Here's the current score: my father and mother-in-law are buried. I miss my mother-in-law, and experience some sense of relief about my father. My marriage is doing well. I still don't have a job, or any prospects of a job. And my baby sister is in for the fight of her life. Please pray for her, and for her husband Mark and daughter Helen. And if you manage to think about me, I'll be grateful for your prayers. If you don't, don't sweat it. Pray for my sister and her family.


singoutloud said...


...and so we send our prayers to the heavens. peace to you and your family in the midst of this.


Andy Whitman said...

Thanks, Hansi. I appreciate your prayers, and I know my sister does too. It was so good to meet you and Jeremy this past weekend.

Natsthename said...

I am not a praying person, but I send good thoughts your way and I wish you and your sister well in these tough times.

I volunteer with the breast cancer 3-day, and I will add "Libby" to the handwritten list of names of both survivors and souls lost to this awful disease.

mg said...

you have our prayers. i think your perspective in this situation is the right one, even though it is not easy. keep pressing on,

Pilgrim said...

I'm sorry for your sister's diagnosis, Andy. We need faith for these times. Will pray for her, along with others I know who are in various stages of it.

Years ago, I spent a year as an office temporary. I learned to look at most things in this mortal life as temporary,and it helps. It's a journey, but we're moving toward the Permanent.

rob vg-r said...

We'll certainly add our voices to the prayer choir ... peace be with you and yours, Andy.

Darren said...

Because Anne Lamott always says it better than I can:

"Don't get me wrong: grief sucks; it really does. Unfortunately, though, avoiding it robs us of life, of the now, of a sense of living spirit. Mostly I have tried to avoid it by staying very busy, working too hard, trying to achieve as much as possible. You can often avoid the pain by trying to fix other people; shopping helps in a pinch, as does romantic obsession. Martyrdom can't be beat. While too much exercise works for many people, it doesn't work for me, but I have found that a stack of magazines can be numbing and even mood altering.

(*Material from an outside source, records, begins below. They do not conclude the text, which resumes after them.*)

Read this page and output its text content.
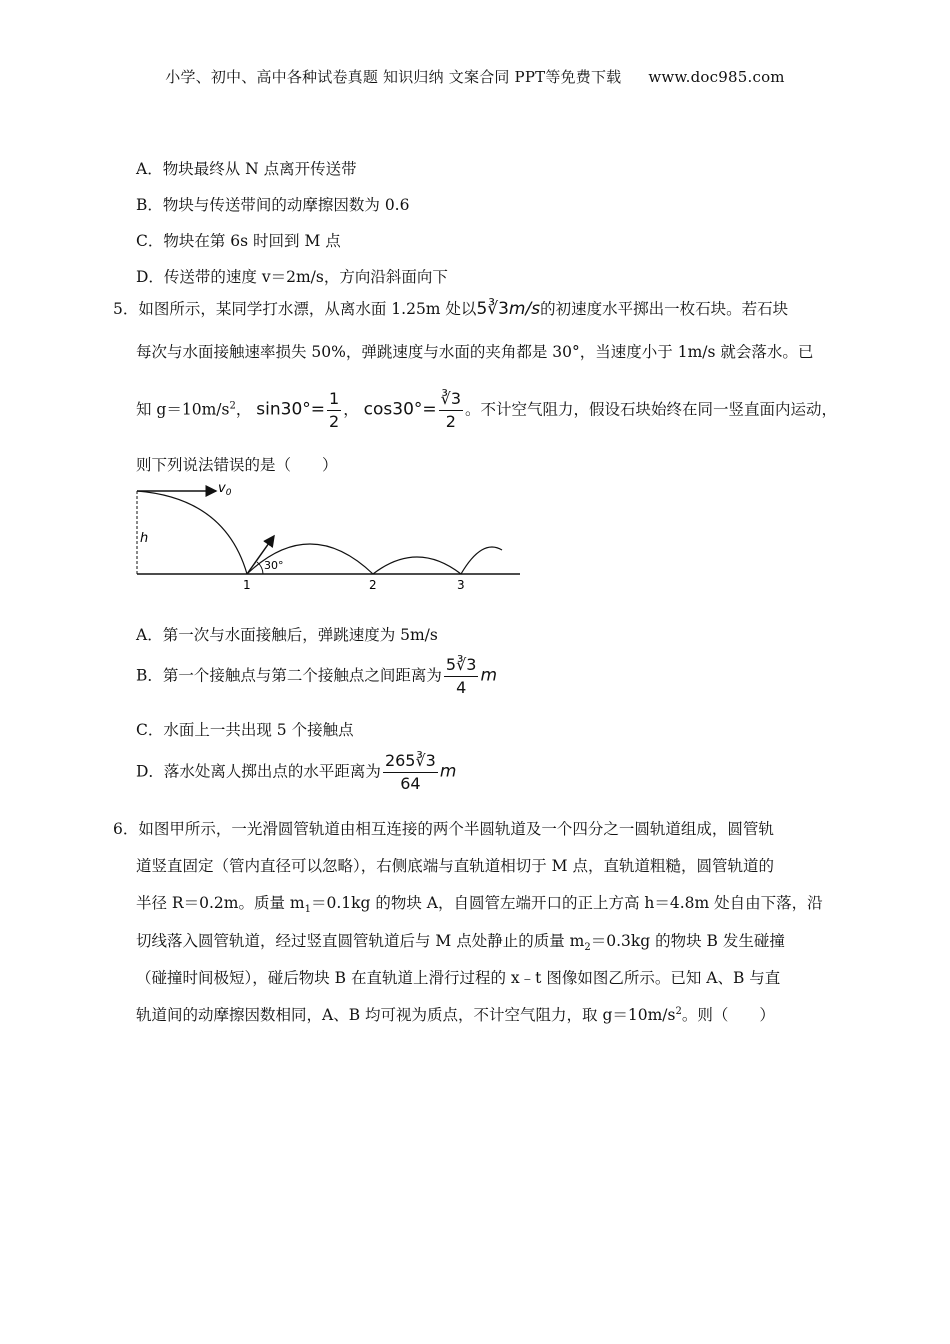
小学、初中、高中各种试卷真题 知识归纳 文案合同 PPT等免费下载 www.doc985.com
A．物块最终从 N 点离开传送带
B．物块与传送带间的动摩擦因数为 0.6
C．物块在第 6s 时回到 M 点
D．传送带的速度 v＝2m/s，方向沿斜面向下
5．如图所示，某同学打水漂，从离水面 1.25m 处以5∛3m/s的初速度水平掷出一枚石块。若石块
每次与水面接触速率损失 50%，弹跳速度与水面的夹角都是 30°，当速度小于 1m/s 就会落水。已
知 $g=10m/s^2$， $\sin 30^\circ= \frac{1}{2}$ ， $\cos 30^\circ= \frac{∛3}{2}$ 。不计空气阻力，假设石块始终在同一竖直面内运动，
则下列说法错误的是（　　）
$v_0$
h
30°
1	2	3
A．第一次与水面接触后，弹跳速度为 5m/s
B．第一个接触点与第二个接触点之间距离为 $\frac{5∛3}{4}$ m
C．水面上一共出现 5 个接触点
D．落水处离人掷出点的水平距离为 $\frac{265∛3}{64}$ m
6．如图甲所示，一光滑圆管轨道由相互连接的两个半圆轨道及一个四分之一圆轨道组成，圆管轨
道竖直固定（管内直径可以忽略），右侧底端与直轨道相切于 M 点，直轨道粗糙，圆管轨道的
半径 R＝0.2m。质量 $m_1=0.1kg$ 的物块 A，自圆管左端开口的正上方高 h＝4.8m 处自由下落，沿
切线落入圆管轨道，经过竖直圆管轨道后与 M 点处静止的质量 $m_2=0.3kg$ 的物块 B 发生碰撞
（碰撞时间极短），碰后物块 B 在直轨道上滑行过程的 x﹣t 图像如图乙所示。已知 A、B 与直
轨道间的动摩擦因数相同，A、B 均可视为质点，不计空气阻力，取 $g=10m/s^2$。则（　　）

But the bad news is that whatever you use to keep the pain at bay robs you of the flecks and nuggets of gold that feeling grief will give you. A fixation can keep you nicely defined and give you the illusion that your life has not fallen apart. But since your life may indeed have fallen apart, the illusion won't hold up forever, and if you are lucky and brave, you will be willing to bear disillusion. You begin to cry and writhe and yell and then to keep on crying; and then, finally, grief ends up giving you the two best things: softness and illumination."

Living the Biblios said...

Your post reminded me of one moment during a seder supper I attended on Maundy Thursday...

We heaped on matza bread some horseradish along with a mixture of apple spices.

Life is often bitter, but even then, God is present.

Andy Whitman said...

Darren, I love that Anne Lamott quote. Thanks for sharing it. I went to church this morning, had my fill of Hallelujah and He is Risens! It's not that I don't believe those things, or find hope in those things. I do. But I was struck by the incongruity, the dissonance, of singing about hope in the midst of some serious sorrow. I want to dwell in the pain, and it's not because I'm some sort of masochist. Far from it, in fact. But I can stand good doses of both softness and illumination.

Unknown said...

Wow Darren....softness and illumination....a bit closer to God I'd say, at least the kind of God I'd want...softness and

Prayers for you and your family Andy... and the economy while I'm at it.